Spring Fixes Zero-Day Vulnerability in Framework and Spring Boot

The Spring development team today acknowledged the newly reported SpringShell, also called Spring4Shell, vulnerability, releasing new versions of the Spring Framework and Spring Boot to fix the root cause of the issue in the popular Java frameworks.

The vulnerability — issued the Common Vulnerabilities and Exposures (CVE) identifier CVE-2022-22965 — affects applications that use Spring MVC, a framework implementing the model-view-controller architecture for Web applications, and Spring WebFlux, if they run on version 9.0 or higher of the Java Development Kit, according to an advisory the Spring developers issued.

The current exploit for the issue, however, is somewhat limited, as it requires that the application is deployed as a specific type of file — a Web Archive (WAR) file — on Apache Tomcat, rather than the standard deployment method of a Spring Boot executable in the Java Archive (JAR) format.

However, as more security researchers examine the code and search for additional paths through which to exploit the vulnerability, that could change, Spring committer Rossen Stoyanchev warned in the advisory./p>

"The nature of the vulnerability is more general, and there may be other ways to exploit it," he said.

Time to Patch Spring Apps
Companies should prioritize patching all of their Spring Framework- and Spring Boot-based applications, even if they do not run the specific, known-vulnerable configurations, security experts say.

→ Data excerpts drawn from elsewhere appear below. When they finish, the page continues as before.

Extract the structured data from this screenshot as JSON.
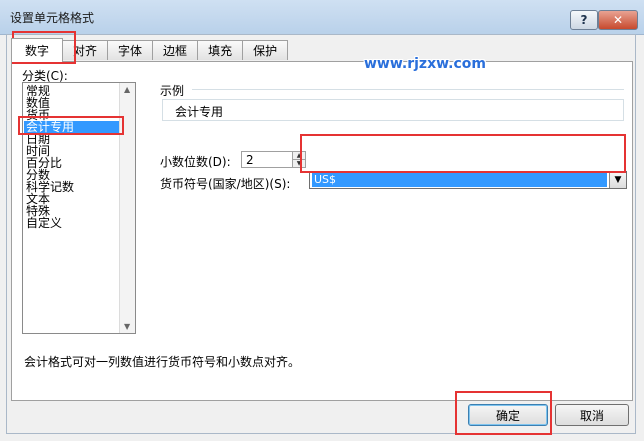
{
  "window": {
    "title": "设置单元格格式",
    "help": "?",
    "close": "✕"
  },
  "tabs": [
    {
      "label": "数字",
      "active": true
    },
    {
      "label": "对齐"
    },
    {
      "label": "字体"
    },
    {
      "label": "边框"
    },
    {
      "label": "填充"
    },
    {
      "label": "保护"
    }
  ],
  "watermark": "www.rjzxw.com",
  "category": {
    "label": "分类(C):",
    "items": [
      "常规",
      "数值",
      "货币",
      "会计专用",
      "日期",
      "时间",
      "百分比",
      "分数",
      "科学记数",
      "文本",
      "特殊",
      "自定义"
    ],
    "selected": "会计专用"
  },
  "sample": {
    "label": "示例",
    "value": "会计专用"
  },
  "decimal": {
    "label": "小数位数(D):",
    "value": "2"
  },
  "currency": {
    "label": "货币符号(国家/地区)(S):",
    "value": "US$"
  },
  "description": "会计格式可对一列数值进行货币符号和小数点对齐。",
  "buttons": {
    "ok": "确定",
    "cancel": "取消"
  },
  "colors": {
    "selection": "#3399ff",
    "highlight": "#e53333",
    "watermark": "#2a6fdb"
  }
}
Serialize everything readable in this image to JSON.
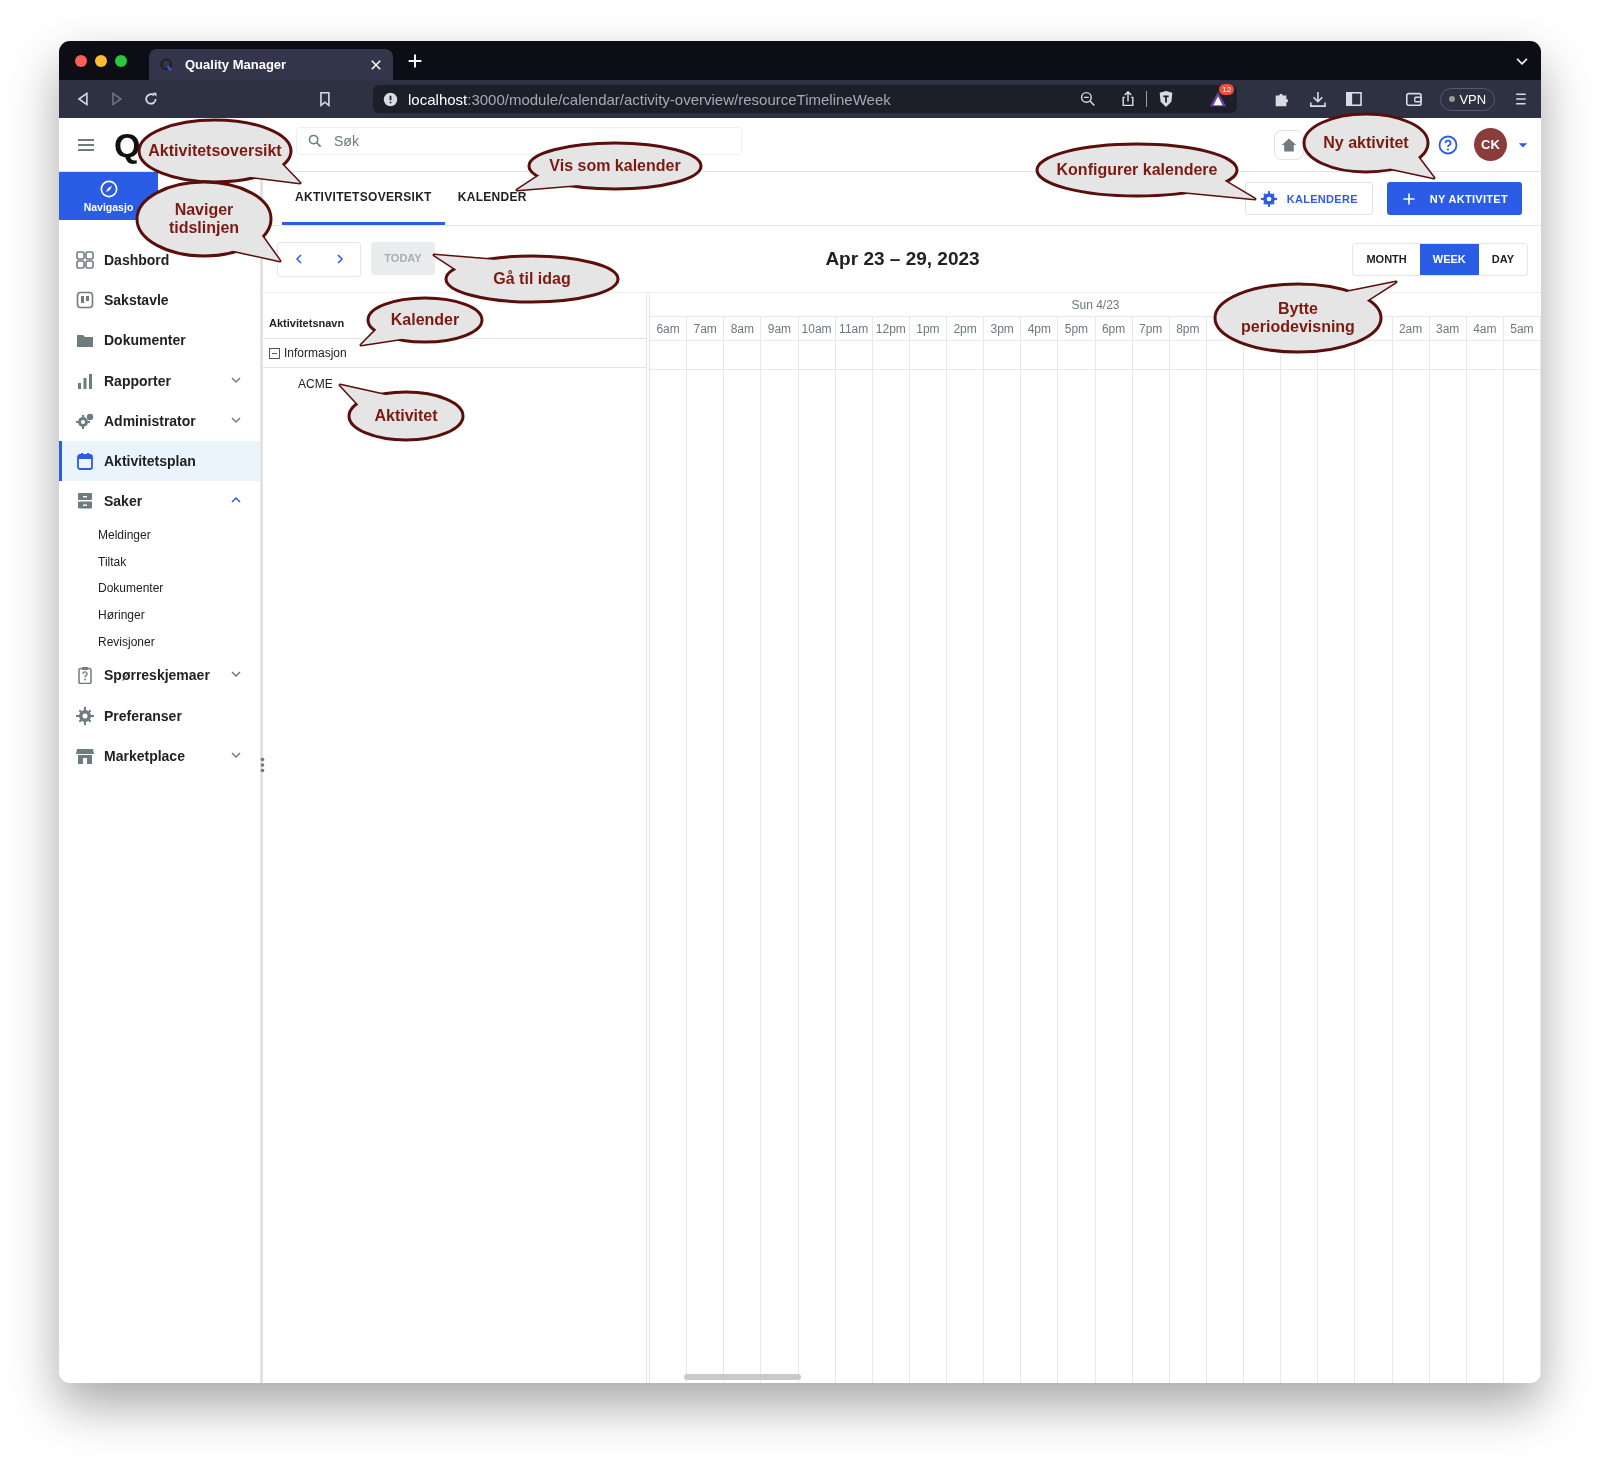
{
  "browser": {
    "tab_title": "Quality Manager",
    "url_host": "localhost",
    "url_path": ":3000/module/calendar/activity-overview/resourceTimelineWeek",
    "badge": "12",
    "vpn": "VPN"
  },
  "header": {
    "logo": "Q",
    "search": {
      "placeholder": "Søk"
    },
    "avatar": "CK"
  },
  "sidebar": {
    "nav_tab": "Navigasjo",
    "items": [
      {
        "label": "Dashbord",
        "selected": false
      },
      {
        "label": "Sakstavle",
        "selected": false
      },
      {
        "label": "Dokumenter",
        "selected": false
      },
      {
        "label": "Rapporter",
        "selected": false,
        "expanded": false
      },
      {
        "label": "Administrator",
        "selected": false,
        "expanded": false
      },
      {
        "label": "Aktivitetsplan",
        "selected": true
      },
      {
        "label": "Saker",
        "selected": false,
        "expanded": true,
        "children": [
          {
            "label": "Meldinger",
            "selected": false
          },
          {
            "label": "Tiltak",
            "selected": false
          },
          {
            "label": "Dokumenter",
            "selected": false
          },
          {
            "label": "Høringer",
            "selected": false
          },
          {
            "label": "Revisjoner",
            "selected": false
          }
        ]
      },
      {
        "label": "Spørreskjemaer",
        "selected": false,
        "expanded": false
      },
      {
        "label": "Preferanser",
        "selected": false
      },
      {
        "label": "Marketplace",
        "selected": false,
        "expanded": false
      }
    ]
  },
  "tabs": [
    {
      "label": "AKTIVITETSOVERSIKT",
      "selected": true
    },
    {
      "label": "KALENDER",
      "selected": false
    }
  ],
  "actions": [
    {
      "label": "KALENDERE",
      "kind": "outlined"
    },
    {
      "label": "NY AKTIVITET",
      "kind": "primary"
    }
  ],
  "toolbar": {
    "today": {
      "label": "TODAY",
      "disabled": true
    },
    "title": "Apr 23 – 29, 2023",
    "views": [
      {
        "label": "MONTH",
        "selected": false
      },
      {
        "label": "WEEK",
        "selected": true
      },
      {
        "label": "DAY",
        "selected": false
      }
    ]
  },
  "resources": {
    "header": "Aktivitetsnavn",
    "groups": [
      {
        "label": "Informasjon",
        "expanded": true,
        "children": [
          {
            "label": "ACME"
          }
        ]
      }
    ]
  },
  "timeline": {
    "day": "Sun 4/23",
    "hours_before": [
      "6am",
      "7am",
      "8am",
      "9am",
      "10am",
      "11am",
      "12pm",
      "1pm",
      "2pm",
      "3pm",
      "4pm",
      "5pm",
      "6pm",
      "7pm",
      "8pm"
    ],
    "hours_after": [
      "2am",
      "3am",
      "4am",
      "5am"
    ]
  },
  "callouts": [
    {
      "text": "Aktivitetsoversikt"
    },
    {
      "text": "Vis som kalender"
    },
    {
      "text": "Naviger tidslinjen"
    },
    {
      "text": "Gå til idag"
    },
    {
      "text": "Kalender"
    },
    {
      "text": "Aktivitet"
    },
    {
      "text": "Konfigurer kalendere"
    },
    {
      "text": "Ny aktivitet"
    },
    {
      "text": "Bytte periodevisning"
    }
  ]
}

Development teams often do not know their full software bill-of-materials (SBOM), which could leave them unaware of potentially vulnerable configurations.

In addition, these sorts of vulnerabilities tend to "mutate over time as researchers look for other avenues of exploitation," says Ilkka Turunen, field CTO at software management and security firm Sonatype.

"What is very typical in a situation like this — just look back three months at Log4j — there is a ton of attention being cast on the issue, both good and bad, researchers thinking about the exploitable classes," he says. "However, that quickly evolves. In Log4j we found four other CVEs come out related to the original issue, and we expect that to happen here."

The Spring developers first learned of the vulnerability on Tuesday, March 29, but the details of the issues leaked out before the development team had finished the patch and disclosure, Spring's Stoyanchev stated in the Spring advisory.

"On Wednesday we worked through investigation, analysis, identifying a fix, testing, while aiming for emergency releases on Thursday," he said. "In the mean time, also on Wednesday, details were leaked in full detail online, which is why we are providing this update ahead of the releases and the CVE report."

Figuring out whether a company's Spring-based applications are vulnerable will be difficult for most companies, as this is "a particularly tricky vulnerability," Edward Wu, senior principal data scientist for ExtraHop, a cloud cybersecurity firm, said in a statement sent to Dark Reading.

"Most teams have hundreds of vendor-provided software in their environments that may or may not be running Spring Core," he says. "They often don’t have access to the source code and will struggle to determine if they’re vulnerable. It will be important for organizations to be able to query their environment but also track activity within their network as a single source of truth."

Not the Next Log4j
Overall, however, the vulnerability in Spring falls short of the Log4Shell exploit for the critical vulnerability in Log4j, even though some companies have placed the two issues on the same level, Dan Murphy, distinguished architect at application security provider Invicti, said in a statement.

Spring4Shell, as some companies have named the vulnerability, relies on a configuration that is not the default for modern Spring applications, he said. If a company runs their Spring Boot apps as a standalone application, then they are likely not vulnerable.

"While the Spring4Shell vulnerability is serious and absolutely needs patching, our initial findings indicate it won't be the next Log4Shell incident," Murphy said. "That said, organizations should still follow standard best practices and make a plan to patch. The underlying issue is still present and could potentially be exploited in as-yet-undiscovered ways."

On Wednesday, several security researchers had confused the new exploit with information circulating around a second vulnerability that had been disclosed the prior day. The vulnerability, CVE-2022-22963, affects the Spring Cloud Function library, but also had been assigned the wrong severity. The Spring development team upgraded that vulnerability's severity to "Critical" on March 31.